Sporadic 0C1/AEKA abend in CICS

Mainak_Dalal · New User Joined: 05 May 2010 Posts: 19 Location: USA

One of our CICS Cobol is sporadically abending with 0C1/AEKA. Looking at the assembler listing, the abending instruction is MVCL 6,0 which is move character long. The instruction is actually moving 320 kb of data.
Checked the CICS logs, PSW, register values. But no clue why the MVCL instruction causes 0C1 sporadically.
Can you please suggest what else to check, what could be the cause of this rare issue and what could be the solution?
As a temporary solution, we newcopy / phase in the load module and it solves the issue.

Robert Sample · Posted: Fri Feb 12, 2016 1:05 am

The S0C1 may be caused by something else (such as table overflowing into code) and have nothing to do with the MVCL. You may have to use one -- or more -- traces in CICS to figure out what, exactly, is happening. The fact that a newcopy resolves the problem points to some kind of storage issue causing the operation exception.

And WHY are you moving 320KB of data in a CICS program? CICS programs should be transaction oriented and hence deal with no more than a few K at most.

Transient issues, especially S0C1 and S0C4 ABENDs, are notoriously hard to resolve since they frequently are caused by something far removed from where the problem becomes apparent.

Bill O'Boyle · Posted: Fri Feb 12, 2016 5:29 am

Is there anything in the DFHTACB? The registers at the time of the dump begin at X'60' off the DFHTACB.

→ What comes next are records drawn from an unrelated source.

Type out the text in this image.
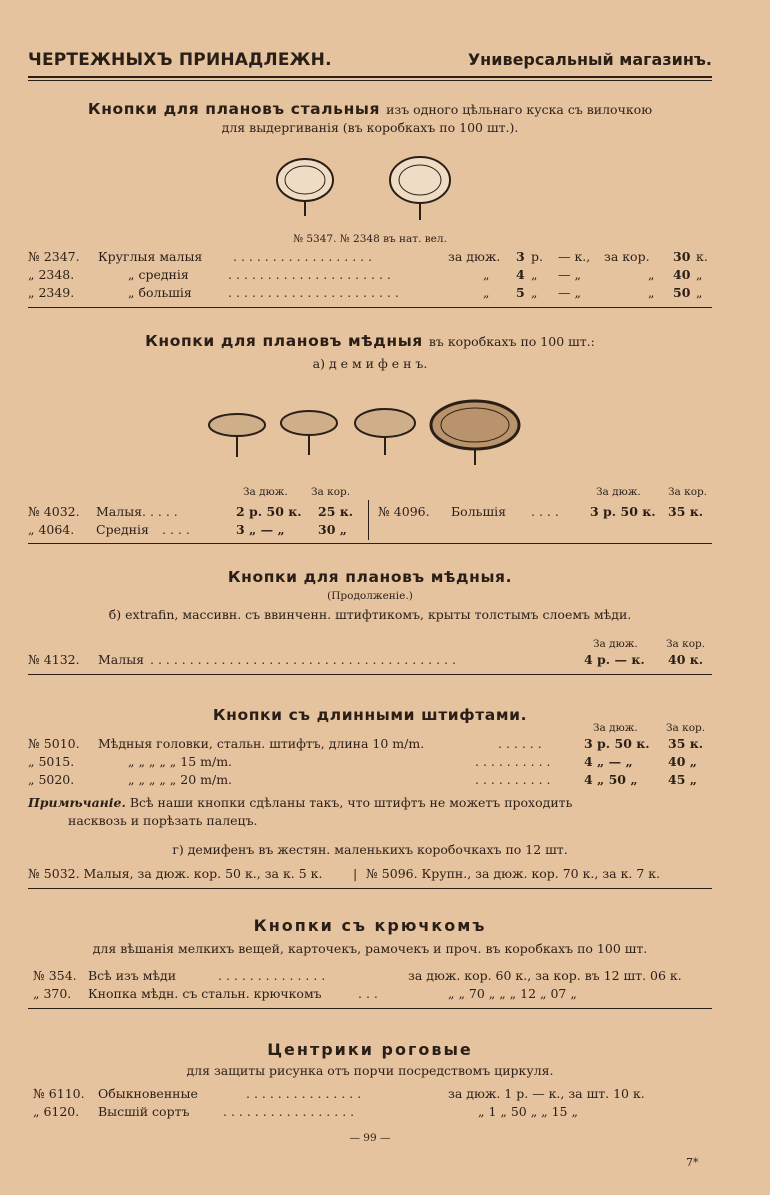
ЧЕРТЕЖНЫХЪ ПРИНАДЛЕЖН.	Универсальный магазинъ.
Кнопки для плановъ стальныя изъ одного цѣльнаго куска съ вилочкою
для выдергиванія (въ коробкахъ по 100 шт.).
№ 5347. № 2348 въ нат. вел.
№ 2347. Круглыя малыя . . . . . . . . . . . . . . . . . .	за дюж. 3 р. — к., за кор. 30 к.
„ 2348.	„ среднія	. . . . . . . . . . . . . . . . . . . . .	„ 4 „ — „	„ 40 „
„ 2349.	„ большія	. . . . . . . . . . . . . . . . . . . . . .	„ 5 „ — „	„ 50 „
Кнопки для плановъ мѣдныя въ коробкахъ по 100 шт.:
а) д е м и ф е н ъ.
За дюж. За кор.	За дюж.	За кор.
№ 4032. Малыя . . . . .	2 р. 50 к. 25 к. № 4096. Большія . . . . 3 р. 50 к. 35 к.
„ 4064. Среднія . . . .	3 „ — „	30 „
Кнопки для плановъ мѣдныя.
(Продолженіе.)
б) extrafin, массивн. съ ввинченн. штифтикомъ, крыты толстымъ слоемъ мѣди.
За дюж.	За кор.
№ 4132. Малыя . . . . . . . . . . . . . . . . . . . . . . . . . . . . . . . . . . . . . . .	4 р. — к. 40 к.
Кнопки съ длинными штифтами.
За дюж.	За кор.
№ 5010. Мѣдныя головки, стальн. штифтъ, длина 10 m/m.	. . . . . .	3 р. 50 к. 35 к.
„ 5015.	„ „ „ „ „ 15 m/m.	. . . . . . . . . .	4 „ — „	40 „
„ 5020.	„ „ „ „ „ 20 m/m.	. . . . . . . . . .	4 „ 50 „ 45 „
Примѣчаніе. Всѣ наши кнопки сдѣланы такъ, что штифтъ не можетъ проходить
насквозь и порѣзать палецъ.
г) демифенъ въ жестян. маленькихъ коробочкахъ по 12 шт.
№ 5032. Малыя, за дюж. кор. 50 к., за к. 5 к. | № 5096. Крупн., за дюж. кор. 70 к., за к. 7 к.
Кнопки съ крючкомъ
для вѣшанія мелкихъ вещей, карточекъ, рамочекъ и проч. въ коробкахъ по 100 шт.
№ 354. Всѣ изъ мѣди	. . . . . . . . . . . . . .	за дюж. кор. 60 к., за кор. въ 12 шт. 06 к.
„ 370. Кнопка мѣдн. съ стальн. крючкомъ	. . .	„ „ 70 „ „ „ 12 „ 07 „
Центрики роговые
для защиты рисунка отъ порчи посредствомъ циркуля.
№ 6110. Обыкновенные	. . . . . . . . . . . . . . .	за дюж. 1 р. — к., за шт. 10 к.
„ 6120. Высшій сортъ	. . . . . . . . . . . . . . . . .	„ 1 „ 50 „ „ 15 „
— 99 —
7*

Mainak_Dalal · New User Joined: 05 May 2010 Posts: 19 Location: USA

Robert, the program handles compression and decompression of a very large VSAM file that stores transactions history of last 20+ years. It does some initialization of a large array and hence does the 320kb move through MVCL. It seems to me to be some kind of storage overlay. Will try to trace it. But the problem is it happens very infrequently and the programs involved, have not been changed in several years.

Bill, I will check the DFHTACB and will keep you posted

Thanks for your suggestions.

Bill Woodger · Posted: Fri Feb 12, 2016 4:15 pm

Note that the execution of an MVCL cannot cause a S0C1.

Your program code must have been overwritten, or a wild branch has entered part-way through an instruction.

Most likely the former, since the problem disappears with a new executable loaded.

As Robert has said, not necessarily so easy to track. It will be a program that were changed immediately (where immediately is some timespan) before the failures started to occur. It need have nothing to do with the program that is failing. But it might, and probably a higher likelihood than other programs. When was the program last changed? What was the change?

Mainak_Dalal · New User Joined: 05 May 2010 Posts: 19 Location: USA

When I checked the Memory dump, I am seeing missing module names

Robert Sample · Posted: Mon Feb 15, 2016 10:20 pm

FWIW, X'27C5E7D2' is an X'27' followed by EXK -- perhaps the second half of a length followed by the starting bytes of a field? If you don't have a dump from the region, get one and look for those bytes in the dump.

If the problem only started last year, could it be date-related? Have you pulled together a list of occurrences to look for commonalities (same day of month, Julian day incremented by some constant, that type of thing)?

As we said, these issues can be very tough to debug since you don't have much of a starting idea. Does the CICS region have storage protection turned on? Is the problem occurring in production AND test?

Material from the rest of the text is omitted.